Mme [W] recevait également des directives de Mme [Y], salariée de la société [4].
Il ressort de ces éléments la preuve que les deux sociétés avaient le même dirigeant, qui donnait des directives sans précisions sur sa qualité, que la salariée recevait des directives d’une salariée de la société [4] et d’une personne du groupe dont on ne sait de quelle société il était salarié.
Ces éléments ne suffisent pas à caractériser une immixtion permanente de la société [4] dans la gestion économique et sociale de la société employeur, conduisant à la perte totale d’autonomie d’action de cette dernière.
Par conséquent la demande de co-emploi doit être rejetée par confirmation du jugement.
' rappel de salaire conventionnels
La salariée soutient que son salaire était inférieur aux minima conventionnels laissant apparaître un manque à gagner de 2 538 euros.
L’employeur soutient que dans son calcul, la salariée oublie les primes de 13 mois et la prime d’ancienneté lesquelles entrent dans le calcul du salaire minimal conventionnel. Elle en déduit qu’en réalité le salaire était supérieur aux minima conventionnels.

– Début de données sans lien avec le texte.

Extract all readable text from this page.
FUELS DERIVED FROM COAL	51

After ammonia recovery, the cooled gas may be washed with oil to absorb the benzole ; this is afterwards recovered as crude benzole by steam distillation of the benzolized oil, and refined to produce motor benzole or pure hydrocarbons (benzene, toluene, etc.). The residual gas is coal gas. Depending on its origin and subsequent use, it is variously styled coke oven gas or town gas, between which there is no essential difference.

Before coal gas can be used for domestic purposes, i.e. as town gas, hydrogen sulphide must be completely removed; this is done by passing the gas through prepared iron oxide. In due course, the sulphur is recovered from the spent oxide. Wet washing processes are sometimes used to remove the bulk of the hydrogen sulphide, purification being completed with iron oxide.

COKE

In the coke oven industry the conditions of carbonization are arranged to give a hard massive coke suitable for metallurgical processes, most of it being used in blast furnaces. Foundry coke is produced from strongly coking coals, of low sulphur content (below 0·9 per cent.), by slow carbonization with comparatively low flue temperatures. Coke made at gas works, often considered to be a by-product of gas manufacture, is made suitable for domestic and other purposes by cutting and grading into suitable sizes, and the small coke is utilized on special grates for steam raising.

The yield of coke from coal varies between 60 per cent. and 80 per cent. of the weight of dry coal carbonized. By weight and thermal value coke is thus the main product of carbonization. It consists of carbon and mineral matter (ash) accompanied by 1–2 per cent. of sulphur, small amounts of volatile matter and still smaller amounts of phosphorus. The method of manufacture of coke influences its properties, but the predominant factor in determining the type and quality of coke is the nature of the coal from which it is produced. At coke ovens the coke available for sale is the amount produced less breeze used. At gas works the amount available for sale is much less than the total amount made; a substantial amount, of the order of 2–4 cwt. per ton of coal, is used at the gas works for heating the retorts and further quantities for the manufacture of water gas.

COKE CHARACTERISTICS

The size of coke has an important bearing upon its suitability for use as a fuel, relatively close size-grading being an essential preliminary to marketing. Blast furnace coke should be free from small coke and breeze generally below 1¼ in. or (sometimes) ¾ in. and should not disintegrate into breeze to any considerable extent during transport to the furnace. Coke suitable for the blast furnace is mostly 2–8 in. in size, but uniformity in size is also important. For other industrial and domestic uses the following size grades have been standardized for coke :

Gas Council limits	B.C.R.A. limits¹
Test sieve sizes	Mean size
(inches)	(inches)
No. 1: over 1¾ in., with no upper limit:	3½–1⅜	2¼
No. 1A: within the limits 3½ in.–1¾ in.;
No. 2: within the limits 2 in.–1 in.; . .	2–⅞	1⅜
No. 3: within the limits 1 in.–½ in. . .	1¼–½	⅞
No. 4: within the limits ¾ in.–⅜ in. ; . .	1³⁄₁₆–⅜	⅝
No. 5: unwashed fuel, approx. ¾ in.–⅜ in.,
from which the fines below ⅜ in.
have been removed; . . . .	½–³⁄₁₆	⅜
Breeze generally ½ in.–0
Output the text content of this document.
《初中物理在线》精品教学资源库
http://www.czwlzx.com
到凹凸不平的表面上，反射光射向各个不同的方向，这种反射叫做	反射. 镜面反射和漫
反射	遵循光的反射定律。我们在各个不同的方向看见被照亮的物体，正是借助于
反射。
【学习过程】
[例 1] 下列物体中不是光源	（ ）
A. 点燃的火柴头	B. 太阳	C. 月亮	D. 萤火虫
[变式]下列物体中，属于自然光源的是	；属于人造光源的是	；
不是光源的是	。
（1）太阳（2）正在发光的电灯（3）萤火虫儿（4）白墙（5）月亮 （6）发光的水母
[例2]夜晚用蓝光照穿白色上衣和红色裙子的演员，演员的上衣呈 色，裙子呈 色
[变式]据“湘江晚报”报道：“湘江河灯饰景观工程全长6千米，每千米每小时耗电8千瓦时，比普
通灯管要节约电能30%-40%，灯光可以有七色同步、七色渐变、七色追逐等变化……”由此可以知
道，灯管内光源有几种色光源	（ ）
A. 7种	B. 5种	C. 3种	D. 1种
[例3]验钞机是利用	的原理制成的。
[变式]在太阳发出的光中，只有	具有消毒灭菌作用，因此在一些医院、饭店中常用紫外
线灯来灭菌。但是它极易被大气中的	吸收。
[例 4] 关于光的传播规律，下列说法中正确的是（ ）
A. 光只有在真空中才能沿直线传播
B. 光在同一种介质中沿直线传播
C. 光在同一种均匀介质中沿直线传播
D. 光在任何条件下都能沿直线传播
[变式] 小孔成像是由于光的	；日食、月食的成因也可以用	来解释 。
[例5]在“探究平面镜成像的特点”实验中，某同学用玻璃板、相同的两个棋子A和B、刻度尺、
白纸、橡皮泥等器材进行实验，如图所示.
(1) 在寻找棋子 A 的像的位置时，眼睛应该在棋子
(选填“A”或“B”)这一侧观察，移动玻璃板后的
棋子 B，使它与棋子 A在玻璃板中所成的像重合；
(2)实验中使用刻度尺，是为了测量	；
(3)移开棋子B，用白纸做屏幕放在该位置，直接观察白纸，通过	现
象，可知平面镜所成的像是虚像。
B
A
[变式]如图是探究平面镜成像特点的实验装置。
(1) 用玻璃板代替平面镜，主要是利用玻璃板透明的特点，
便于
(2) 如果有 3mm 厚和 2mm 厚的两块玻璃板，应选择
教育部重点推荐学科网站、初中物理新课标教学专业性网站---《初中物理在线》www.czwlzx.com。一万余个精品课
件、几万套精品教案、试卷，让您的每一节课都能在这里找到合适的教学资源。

L’annexe II de la convention collective du transport aérien (personnel au sol) applicable à la catégorie agent de maîtrise à laquelle appartenait Mme [W], et l’avenant n° 72 du 13 avril 2005 stipulent :
' Les salaires minima mensuels comprennent tous les éléments formant le salaire à l’exception :
— des primes de rendement ;
— des majorations relatives au travail du dimanche, de nuit, des jours fériés ;
— des indemnités, conventionnelles ou non, ayant le caractère de remboursement de frais ;
— des gratifications à caractère aléatoire, bénévole ou temporaire. '
La rémunération de Mme [W] était composée d’un salaire de base, de majoration d’heures pour diverses causes (travail de nuit, de dimanche, de jour férié) ainsi que d’une prime d’ancienneté et d’un treizième mois.
Or, la prime d’ancienneté et le treizième mois, qui ne font pas partie de l’exception précitée, doivent être ajoutées au salaire de base pour déterminer les minima conventionnels. Au cas d’espèce, ces éléments ajoutés au salaire de base aboutissent à un dépassement des minima conventionnels de sorte que la demande n’est pas fondée et doit être rejetée par confirmation du jugement.
' rappels de primes
* prime d’ancienneté
La salariée réclame la prime d’ancienneté prévue à l’article 9 de l’annexe II de la convention collective et prétend que celle qui lui a été versée n’a pas été revalorisée conformément à la convention collective.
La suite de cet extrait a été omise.